Again, he's a long term spy in your camp. What did you think he was going to say. "Wow, you survived Baras's backstab, I'm working for Baras as well, but my backstab won't happen until later. You know because us long term under cover spies have to be honest to the people we are spying on."




Quote:
Problem 4: Quinn offers up strategic advice to the Warrior in her war against Baras that helps - a lot. One of the reasons that the Corellian trap was somewhat plausible beforehand is that Quinn had offered up similar hints against Baras earlier in Chapter 3 that totally checked out, on Belsavis and with Armageddon Battalion. Both of those hurt Baras pretty seriously. Why did Quinn keep going along with the Warrior then? Why did he wait until after Voss to spring his ill-designed trap?
That's the thing about under cover spies. In order to work they have to feed you information that seems to help you but that they think you would have come to on your own in the long run. Nothing Quinn said on either of those two planets seemed to be any great source or hint of something that my character wouldn't have figured out or didn't already know. Sure he said stuff that was helpful, but not stuff that was beyond helpful.

Quote:
The way the storyline is set up, then, is a little bizarre. Instead of being a somewhat understandable action by a man who's torn between two loyalties that follows from previous events, it instead appears as though Quinn had a brain transplant while the Warrior was on Voss. Some fanfiction writers have reconciled this in intelligent ways; I particularly liked Vesaniae's, although it doesn't apply to male Warriors or female Warriors who don't romance Quinn.
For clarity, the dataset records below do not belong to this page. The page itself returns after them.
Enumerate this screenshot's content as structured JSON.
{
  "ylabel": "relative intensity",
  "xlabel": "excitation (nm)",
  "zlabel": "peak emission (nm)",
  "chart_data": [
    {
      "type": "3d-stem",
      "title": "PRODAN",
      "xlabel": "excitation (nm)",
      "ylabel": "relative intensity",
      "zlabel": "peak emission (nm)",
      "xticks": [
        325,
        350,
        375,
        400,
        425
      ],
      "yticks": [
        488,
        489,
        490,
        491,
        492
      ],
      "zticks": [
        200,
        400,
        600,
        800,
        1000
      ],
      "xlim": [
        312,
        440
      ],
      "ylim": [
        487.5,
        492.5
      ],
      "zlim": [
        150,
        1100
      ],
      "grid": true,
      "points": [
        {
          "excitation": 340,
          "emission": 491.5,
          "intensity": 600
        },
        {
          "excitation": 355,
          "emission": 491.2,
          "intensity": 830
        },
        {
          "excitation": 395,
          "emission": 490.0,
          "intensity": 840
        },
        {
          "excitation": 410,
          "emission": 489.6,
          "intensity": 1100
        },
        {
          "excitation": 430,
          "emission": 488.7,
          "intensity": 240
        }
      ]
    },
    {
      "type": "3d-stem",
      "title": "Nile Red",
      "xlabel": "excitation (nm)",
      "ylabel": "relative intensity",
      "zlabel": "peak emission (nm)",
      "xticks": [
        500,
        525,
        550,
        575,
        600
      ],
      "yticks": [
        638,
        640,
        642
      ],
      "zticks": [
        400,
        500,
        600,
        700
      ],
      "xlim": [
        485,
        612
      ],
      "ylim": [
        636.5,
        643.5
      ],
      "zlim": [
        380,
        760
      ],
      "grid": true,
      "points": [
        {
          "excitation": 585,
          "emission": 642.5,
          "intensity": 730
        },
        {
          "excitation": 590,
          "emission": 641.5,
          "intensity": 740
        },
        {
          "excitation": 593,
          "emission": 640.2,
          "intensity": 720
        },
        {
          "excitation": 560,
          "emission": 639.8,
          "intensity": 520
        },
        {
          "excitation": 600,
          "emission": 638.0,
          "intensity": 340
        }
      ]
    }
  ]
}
I, for one, can't think of a way to make the Quinncident work in most SW stories, so I just ignore it.
Not to me, his story line worked as somebody who was a long term undercover spy and fed you just enough information to make you think he's critical to his success, without giving you anything that you wouldn't have already gotten. That's how under cover betrayals work. Was it the best one I've ever read? No... but it worked. The fact that you still are having problems with it shows that it was a really good one. That's how the best betrayals work, the people backstabbed still are left puzzled about things long after they are done.

Bleeters's Avatar


Bleeters
10.21.2013 , 07:43 AM | #19
Quote: Originally Posted by StarMagus View Post
Not only that be he seems to run things better for the Empire than the other options.
By critically undermining Imperial military operations in the interests of furthering his political machinations? Repeatedly? Baras was willing to risk losing Corellia and all Imperial military assests stationed there just for the chance his rival, Vowrawn, would go down with them, and Quinn knows this. And perhaps I'm misunderstanding him here, but Baras seemed canny enough to recognise that provoking a war with the Republic isn't a particularly good idea, but he does it anyway to push Vengean into disfavour with the rest of the council.

Baras does what's best for Baras. If the Empire benefits - and, let's be honest, it generally doesn't - it's as a side effect.

StarMagus's Avatar


StarMagus
10.21.2013 , 08:55 AM | #20
Having one Sith Lord controlling the Empire would make it run better in the long run. The infighting does more harm than good, so yeah while it could be any Sith Lord to make it work, the fact is Baras was the closest to getting there and Quinn was already tied to him.

That said, you spend most of the game listening to how Baras has one of the best spy networks in the entire galaxy, the idea that he wouldn't have a spy with you is just silly.